More than 2,600 bureaucrats across numerous federal agencies have disclosed trades for stocks in companies seeking their favorable approval, a Wall Street Journal investigation has found.
The Wall Street Journal shared these findings after obtaining and analyzing more than 31,000 financial-disclosure forms from about 12,000 senior career employees, political staff and presidential appointees. The review found that government officials, their spouses and their dependent children made more than 315,000 trades in stocks, bonds and funds between 2016 and 2021.
In one example of the kind of trades these influential bureaucrats made, the Wall Street Journal reported a Defense Department official bought stock in a defense industry company five times before the firm won new military contracts.
In another example, a top official at the Environmental Protection Agency (EPA) disclosed oil and gas stock purchases.
Defense Department officials in the office of the secretary together owned between $1.2 million and $3.4 million in stock in aerospace and defense companies on average each year from 2016 to 2021. Some even held stock in Chinese firms the U.S. was considering blacklisting.
In at least one case the U.S. Food and Drug Administration improperly permitted an official to buy dozens of food and drug stocks on their no-buy list.
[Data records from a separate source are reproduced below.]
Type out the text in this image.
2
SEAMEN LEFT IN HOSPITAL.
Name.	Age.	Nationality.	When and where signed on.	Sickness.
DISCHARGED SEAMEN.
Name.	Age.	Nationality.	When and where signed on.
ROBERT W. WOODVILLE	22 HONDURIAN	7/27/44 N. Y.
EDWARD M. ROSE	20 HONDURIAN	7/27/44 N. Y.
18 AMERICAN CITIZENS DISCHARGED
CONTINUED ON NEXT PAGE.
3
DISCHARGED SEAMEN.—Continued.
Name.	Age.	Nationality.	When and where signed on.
Government bureaucrats could stand to reap huge personal benefit by trading in stocks on companies seeking their regulatory approval or hoping to win the lucrative government contracts they oversee.
The Wall Street Journal found more than 60 employees from five different agencies including the Federal Trade Commission and the Justice Department, reported stock trades in companies shortly before their departments announced enforcement actions against those companies.
More than 200 senior EPA employees — almost a third of the agency’s senior level employees — reported investments in companies that were lobbying the regulatory agency. The Wall Street Journal reported EPA employees and their family members together owned between $400,000 and nearly $2 million in oil and gas company stocks between 2016 and 2021.
The Wall Street Journal reported at least 70 federal employees reported using riskier trading techniques such as short selling. These trade can be considered high risk/high reward and some individual trades were reportedly valued at between $5 million and $25 million.
Congress has been the subject of some scrutiny for how lawmakers deal with stocks in businesses that could be heavily impacted by the laws they create. In 2012, Congress did pass the Stop Trading on Congressional Knowledge (STOCK) Act with the intent to curb some of this trading.
This year, lawmakers also passed a law requiring federal judges to publicly disclose their stock trades.
The 1978 Ethics in Government Act does require executive branch bureaucrats above a certain pay grade to file annual financial disclosures, however most of these disclosures are only available to the public upon request. In some cases, that request process can be slow.
According to the Wall Street Journal, some agencies made it difficult to request these records and others still haven’t turned over all the requested records.